Description
As a Principal SRE (Networking) - Platform Control Plane, you will lead technical initiatives for designing, building, and automating network infrastructure and services to guarantee the reliability of the global Elastic network infrastructure. You will focus on Layer 2/3/4 of the TCP/IP stack (Ethernet and/or IP encapsulation, routing, firewalling, load balancing).
You will grow our global Platform network infrastructure to meet the increasing scaling demands by developing and maintaining software, codebases, tooling, and automations to serve our Network Infrastructure as Code principle.
You will collaborate in an environment with an inclusive approach, focusing on operational excellence, which uplifts others. You will prevent repeated customer impact in response to major incidents and prioritize problem management. Our on-call rotation is spread well, and we address complex customer concerns too.
You will take an engineering approach to leading technical initiatives, developing and maintaining software, codebases, tooling, and automations to serve our Network Infrastructure as Code principle. You will focus on Layer 2/3/4 of the TCP/IP stack (Ethernet and/or IP encapsulation, routing, firewalling, load balancing).
You will have excellent networking skills, with knowledge of protocols such as IP/IPv6, TCP/UDP, BGP, DNS. You will have strong technical depth for building and automating networks (Terraform, Ansible) in collaboration with other engineers as an authority in identifying, implementing, and delivering solutions.
You will have good knowledge of public CSP network components (Load balancers, VPC peering/Transit gateways, VPN connectivity, Direct Connects). You will have success and lessons of experiences from striving for 'progress not perfection' in the name of Platform reliability. We want to hear about your customer-first approach in solving operational problems for both today and the future.
You will have passion for developing solutions that involve inclusive communication methods to grow and strengthen partner and team relationships. Examples of working in distributed teams or working remotely are desirable.
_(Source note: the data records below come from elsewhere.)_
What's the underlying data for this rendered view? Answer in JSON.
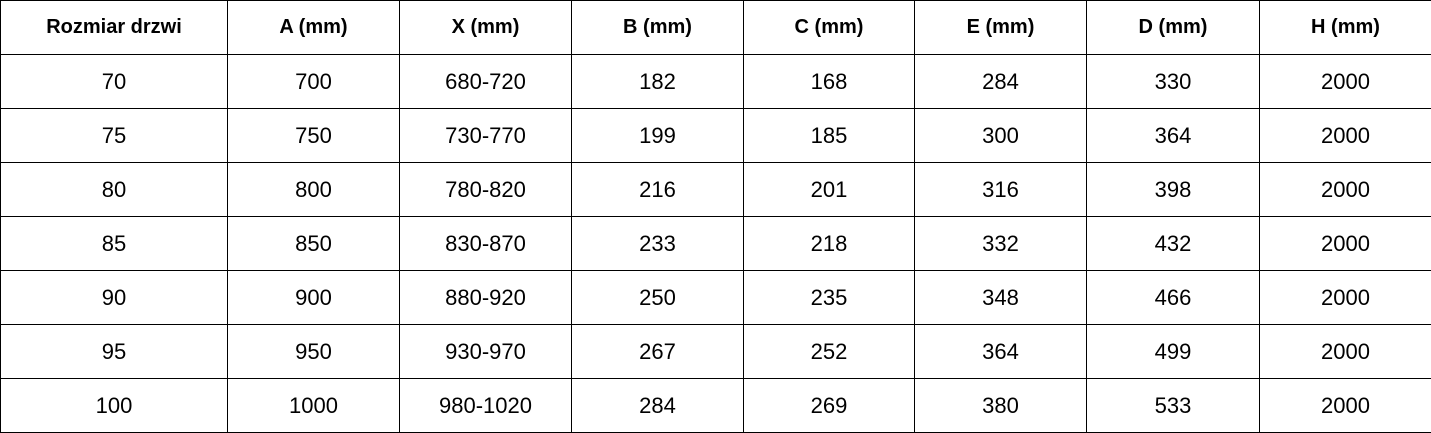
{
  "table": {
    "headers": [
      "Rozmiar drzwi",
      "A (mm)",
      "X (mm)",
      "B (mm)",
      "C (mm)",
      "E (mm)",
      "D (mm)",
      "H (mm)"
    ],
    "rows": [
      [
        "70",
        "700",
        "680-720",
        "182",
        "168",
        "284",
        "330",
        "2000"
      ],
      [
        "75",
        "750",
        "730-770",
        "199",
        "185",
        "300",
        "364",
        "2000"
      ],
      [
        "80",
        "800",
        "780-820",
        "216",
        "201",
        "316",
        "398",
        "2000"
      ],
      [
        "85",
        "850",
        "830-870",
        "233",
        "218",
        "332",
        "432",
        "2000"
      ],
      [
        "90",
        "900",
        "880-920",
        "250",
        "235",
        "348",
        "466",
        "2000"
      ],
      [
        "95",
        "950",
        "930-970",
        "267",
        "252",
        "364",
        "499",
        "2000"
      ],
      [
        "100",
        "1000",
        "980-1020",
        "284",
        "269",
        "380",
        "533",
        "2000"
      ]
    ]
  }
}
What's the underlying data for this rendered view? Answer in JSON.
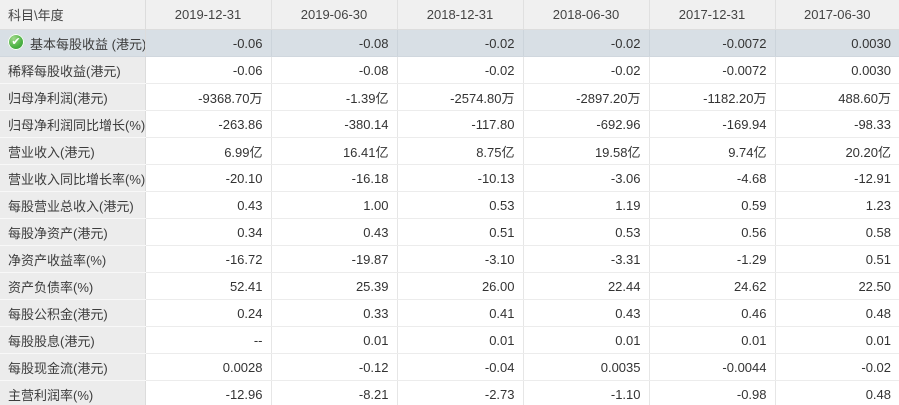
{
  "icons": {
    "check": "✔"
  },
  "colors": {
    "selected_row_bg": "#d8dfe5",
    "label_column_bg": "#ececec",
    "header_bg": "#f0f0f0",
    "check_green": "#4cb244"
  },
  "table": {
    "corner_label": "科目\\年度",
    "columns": [
      "2019-12-31",
      "2019-06-30",
      "2018-12-31",
      "2018-06-30",
      "2017-12-31",
      "2017-06-30"
    ],
    "rows": [
      {
        "label": "基本每股收益 (港元)",
        "selected": true,
        "icon": "check",
        "values": [
          "-0.06",
          "-0.08",
          "-0.02",
          "-0.02",
          "-0.0072",
          "0.0030"
        ]
      },
      {
        "label": "稀释每股收益(港元)",
        "values": [
          "-0.06",
          "-0.08",
          "-0.02",
          "-0.02",
          "-0.0072",
          "0.0030"
        ]
      },
      {
        "label": "归母净利润(港元)",
        "values": [
          "-9368.70万",
          "-1.39亿",
          "-2574.80万",
          "-2897.20万",
          "-1182.20万",
          "488.60万"
        ]
      },
      {
        "label": "归母净利润同比增长(%)",
        "values": [
          "-263.86",
          "-380.14",
          "-117.80",
          "-692.96",
          "-169.94",
          "-98.33"
        ]
      },
      {
        "label": "营业收入(港元)",
        "values": [
          "6.99亿",
          "16.41亿",
          "8.75亿",
          "19.58亿",
          "9.74亿",
          "20.20亿"
        ]
      },
      {
        "label": "营业收入同比增长率(%)",
        "values": [
          "-20.10",
          "-16.18",
          "-10.13",
          "-3.06",
          "-4.68",
          "-12.91"
        ]
      },
      {
        "label": "每股营业总收入(港元)",
        "values": [
          "0.43",
          "1.00",
          "0.53",
          "1.19",
          "0.59",
          "1.23"
        ]
      },
      {
        "label": "每股净资产(港元)",
        "values": [
          "0.34",
          "0.43",
          "0.51",
          "0.53",
          "0.56",
          "0.58"
        ]
      },
      {
        "label": "净资产收益率(%)",
        "values": [
          "-16.72",
          "-19.87",
          "-3.10",
          "-3.31",
          "-1.29",
          "0.51"
        ]
      },
      {
        "label": "资产负债率(%)",
        "values": [
          "52.41",
          "25.39",
          "26.00",
          "22.44",
          "24.62",
          "22.50"
        ]
      },
      {
        "label": "每股公积金(港元)",
        "values": [
          "0.24",
          "0.33",
          "0.41",
          "0.43",
          "0.46",
          "0.48"
        ]
      },
      {
        "label": "每股股息(港元)",
        "values": [
          "--",
          "0.01",
          "0.01",
          "0.01",
          "0.01",
          "0.01"
        ]
      },
      {
        "label": "每股现金流(港元)",
        "values": [
          "0.0028",
          "-0.12",
          "-0.04",
          "0.0035",
          "-0.0044",
          "-0.02"
        ]
      },
      {
        "label": "主营利润率(%)",
        "values": [
          "-12.96",
          "-8.21",
          "-2.73",
          "-1.10",
          "-0.98",
          "0.48"
        ]
      }
    ]
  }
}
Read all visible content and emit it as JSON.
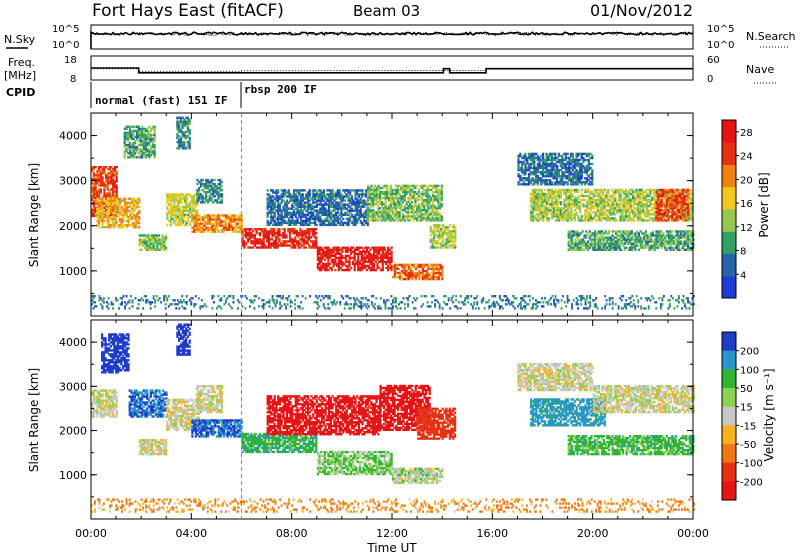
{
  "header": {
    "station": "Fort Hays East (fitACF)",
    "beam": "Beam 03",
    "date": "01/Nov/2012"
  },
  "strips": {
    "nsky": {
      "label": "N.Sky",
      "right_label": "N.Search",
      "ticks_left": [
        "10^5",
        "10^0"
      ],
      "ticks_right": [
        "10^5",
        "10^0"
      ]
    },
    "freq": {
      "label_line1": "Freq.",
      "label_line2": "[MHz]",
      "right_label": "Nave",
      "ticks_left": [
        "18",
        "8"
      ],
      "ticks_right": [
        "60",
        "0"
      ],
      "freq_steps": [
        {
          "t": 0.0,
          "mhz": 13.0
        },
        {
          "t": 1.9,
          "mhz": 10.3
        },
        {
          "t": 14.05,
          "mhz": 12.6
        },
        {
          "t": 14.3,
          "mhz": 10.3
        },
        {
          "t": 15.75,
          "mhz": 12.6
        },
        {
          "t": 24.0,
          "mhz": 12.6
        }
      ],
      "nave_steps": [
        {
          "t": 0.0,
          "n": 31
        },
        {
          "t": 1.9,
          "n": 22
        },
        {
          "t": 6.0,
          "n": 24
        },
        {
          "t": 9.0,
          "n": 25
        },
        {
          "t": 15.75,
          "n": 31
        },
        {
          "t": 24.0,
          "n": 31
        }
      ]
    },
    "cpid": {
      "label": "CPID",
      "modes": [
        {
          "name": "normal (fast) 151 IF",
          "start": 0.0
        },
        {
          "name": "rbsp 200 IF",
          "start": 6.0
        }
      ]
    }
  },
  "chart_data": [
    {
      "type": "heatmap",
      "title": "",
      "xlabel": "Time UT",
      "ylabel": "Slant Range [km]",
      "x_range_hours": [
        0,
        24
      ],
      "x_ticks": [
        "00:00",
        "04:00",
        "08:00",
        "12:00",
        "16:00",
        "20:00",
        "00:00"
      ],
      "ylim": [
        0,
        4500
      ],
      "y_ticks": [
        "1000",
        "2000",
        "3000",
        "4000"
      ],
      "colorbar": {
        "label": "Power [dB]",
        "ticks": [
          "4",
          "8",
          "12",
          "16",
          "20",
          "24",
          "28"
        ],
        "range": [
          0,
          30
        ],
        "colors": [
          "#1e3cd2",
          "#2864aa",
          "#32a064",
          "#96c850",
          "#f0c81e",
          "#f08214",
          "#e63214",
          "#e61414"
        ]
      },
      "echo_regions": [
        {
          "t0": 0.0,
          "t1": 1.0,
          "r0": 2200,
          "r1": 3300,
          "val": 24
        },
        {
          "t0": 0.2,
          "t1": 1.9,
          "r0": 1950,
          "r1": 2600,
          "val": 18
        },
        {
          "t0": 1.3,
          "t1": 2.5,
          "r0": 3500,
          "r1": 4200,
          "val": 10
        },
        {
          "t0": 1.9,
          "t1": 3.0,
          "r0": 1450,
          "r1": 1800,
          "val": 12
        },
        {
          "t0": 3.0,
          "t1": 4.2,
          "r0": 2000,
          "r1": 2700,
          "val": 15
        },
        {
          "t0": 3.4,
          "t1": 3.9,
          "r0": 3700,
          "r1": 4400,
          "val": 8
        },
        {
          "t0": 4.2,
          "t1": 5.2,
          "r0": 2500,
          "r1": 3000,
          "val": 8
        },
        {
          "t0": 4.0,
          "t1": 6.0,
          "r0": 1850,
          "r1": 2250,
          "val": 20
        },
        {
          "t0": 6.0,
          "t1": 9.0,
          "r0": 1500,
          "r1": 1950,
          "val": 26
        },
        {
          "t0": 9.0,
          "t1": 12.0,
          "r0": 1000,
          "r1": 1500,
          "val": 28
        },
        {
          "t0": 12.0,
          "t1": 14.0,
          "r0": 800,
          "r1": 1150,
          "val": 22
        },
        {
          "t0": 7.0,
          "t1": 11.0,
          "r0": 2000,
          "r1": 2800,
          "val": 6
        },
        {
          "t0": 11.0,
          "t1": 14.0,
          "r0": 2100,
          "r1": 2900,
          "val": 12
        },
        {
          "t0": 13.5,
          "t1": 14.5,
          "r0": 1500,
          "r1": 2000,
          "val": 14
        },
        {
          "t0": 17.0,
          "t1": 20.0,
          "r0": 2900,
          "r1": 3600,
          "val": 6
        },
        {
          "t0": 17.5,
          "t1": 24.0,
          "r0": 2100,
          "r1": 2800,
          "val": 14
        },
        {
          "t0": 19.0,
          "t1": 24.0,
          "r0": 1450,
          "r1": 1900,
          "val": 10
        },
        {
          "t0": 22.5,
          "t1": 23.8,
          "r0": 2100,
          "r1": 2800,
          "val": 24
        },
        {
          "t0": 0.0,
          "t1": 24.0,
          "r0": 150,
          "r1": 450,
          "val": 7
        }
      ]
    },
    {
      "type": "heatmap",
      "title": "",
      "xlabel": "Time UT",
      "ylabel": "Slant Range [km]",
      "x_range_hours": [
        0,
        24
      ],
      "x_ticks": [
        "00:00",
        "04:00",
        "08:00",
        "12:00",
        "16:00",
        "20:00",
        "00:00"
      ],
      "ylim": [
        0,
        4500
      ],
      "y_ticks": [
        "1000",
        "2000",
        "3000",
        "4000"
      ],
      "colorbar": {
        "label": "Velocity [m s⁻¹]",
        "ticks": [
          "200",
          "100",
          "50",
          "15",
          "-15",
          "-50",
          "-100",
          "-200"
        ],
        "colors": [
          "#1e3cc8",
          "#2896c8",
          "#32b432",
          "#8cd250",
          "#c8c8c8",
          "#f5b41e",
          "#f07814",
          "#e63214",
          "#e61414"
        ]
      },
      "echo_regions": [
        {
          "t0": 0.0,
          "t1": 1.0,
          "r0": 2300,
          "r1": 2900,
          "val": 0
        },
        {
          "t0": 0.4,
          "t1": 1.5,
          "r0": 3300,
          "r1": 4200,
          "val": 200
        },
        {
          "t0": 1.5,
          "t1": 3.0,
          "r0": 2300,
          "r1": 2900,
          "val": 150
        },
        {
          "t0": 1.9,
          "t1": 3.0,
          "r0": 1450,
          "r1": 1800,
          "val": 0
        },
        {
          "t0": 3.0,
          "t1": 4.3,
          "r0": 2000,
          "r1": 2700,
          "val": 0
        },
        {
          "t0": 3.4,
          "t1": 3.9,
          "r0": 3700,
          "r1": 4400,
          "val": 200
        },
        {
          "t0": 4.2,
          "t1": 5.2,
          "r0": 2400,
          "r1": 3000,
          "val": 0
        },
        {
          "t0": 4.0,
          "t1": 6.0,
          "r0": 1850,
          "r1": 2250,
          "val": 150
        },
        {
          "t0": 6.0,
          "t1": 9.0,
          "r0": 1500,
          "r1": 1950,
          "val": 60
        },
        {
          "t0": 9.0,
          "t1": 12.0,
          "r0": 1000,
          "r1": 1500,
          "val": 30
        },
        {
          "t0": 12.0,
          "t1": 14.0,
          "r0": 800,
          "r1": 1150,
          "val": 10
        },
        {
          "t0": 7.0,
          "t1": 11.5,
          "r0": 1900,
          "r1": 2800,
          "val": -180
        },
        {
          "t0": 11.5,
          "t1": 13.5,
          "r0": 2000,
          "r1": 3000,
          "val": -220
        },
        {
          "t0": 13.0,
          "t1": 14.5,
          "r0": 1800,
          "r1": 2500,
          "val": -120
        },
        {
          "t0": 17.0,
          "t1": 20.0,
          "r0": 2900,
          "r1": 3500,
          "val": 0
        },
        {
          "t0": 17.5,
          "t1": 20.5,
          "r0": 2100,
          "r1": 2700,
          "val": 100
        },
        {
          "t0": 20.0,
          "t1": 24.0,
          "r0": 2400,
          "r1": 3000,
          "val": 0
        },
        {
          "t0": 19.0,
          "t1": 24.0,
          "r0": 1450,
          "r1": 1900,
          "val": 50
        },
        {
          "t0": 0.0,
          "t1": 24.0,
          "r0": 150,
          "r1": 450,
          "val": -40
        }
      ]
    }
  ]
}
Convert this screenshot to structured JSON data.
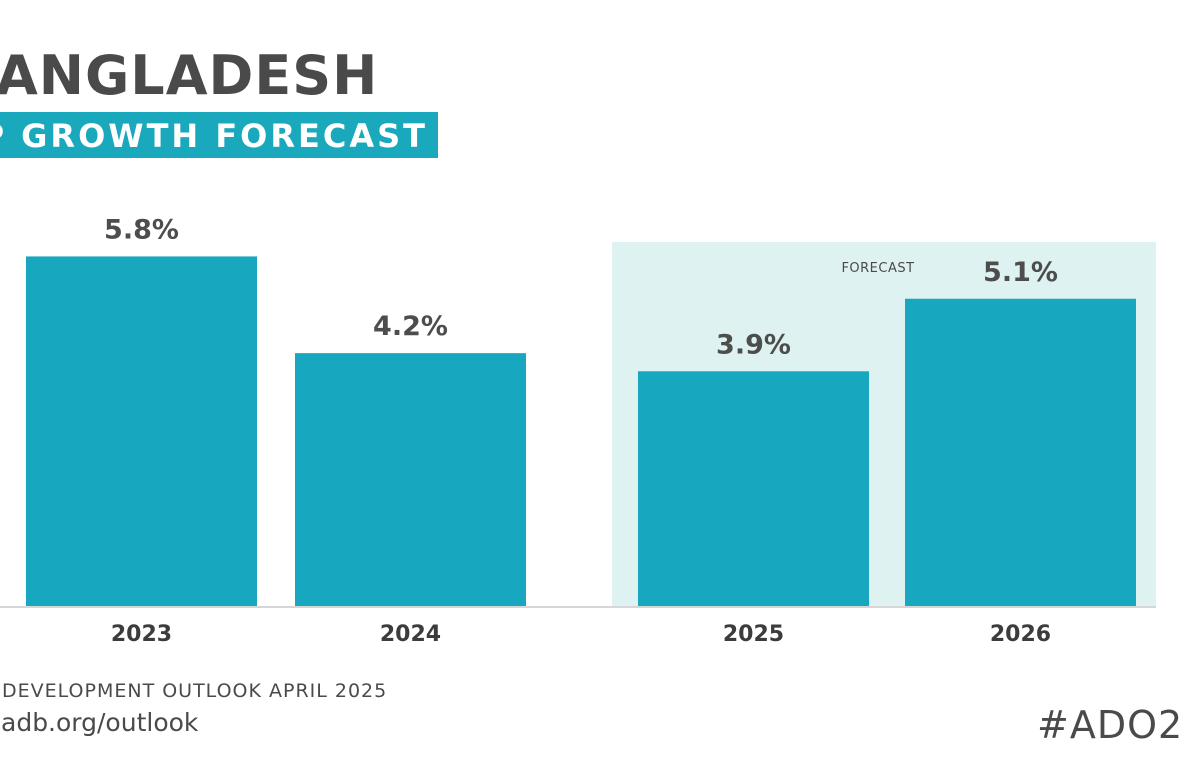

You will have site-reliability engineering experience. We tackle problems with code, but fundamentally, we keep things working and have proven success in operational excellence. Responding to and preventing repeated customer impact in response to major incidents and prioritized problem management. Our on-call rotation uses follow-the-sun model where everyone participates in it in (mostly) their working hours.
Bonus points:
- You have operated a SaaS product in a public cloud ideally built using Infrastructure-as-Code tooling such as Crossplane or Terraform.
- You have designed and/or operated large network topologies that dynamic routing is based on BGP.
- You have operated network topologies based on software routers.
- You have experience in IP address management (IPAM) and you have used relevant tools for automated IP allocations.
- You have designed and/or operated overlay networks with use of encapsulation protocols such as IPSec, GRE, and VXLAN.
- You have built or operated a Kubernetes-at-scale infrastructure, ideally across multiple cloud providers, with knowledge of the Cilium CNI.
- You have written non-trivial programs in Golang or other programming languages.
- You have worked with containerized services (such as Docker).
- You have proven experience in leading and improving alerting and major incident management standard processes metrics systems (e.g., Elastic Stack, Graphite, Prometheus, Influx) to diagnose issues and quantify impacts to present to others at varying levels of the organization.
- You have experience in system and network administration with professional skills in Linux on distributed systems at scale.
- You have diagnosed or designed, implemented, and created solutions with the Elastic Stack.
- You are experienced in thriving in a self-organizing and sharing in a globally distributed team environment.
- You strengthen team members in bringing out the best of each other by uplifting others with coaching and mentoring.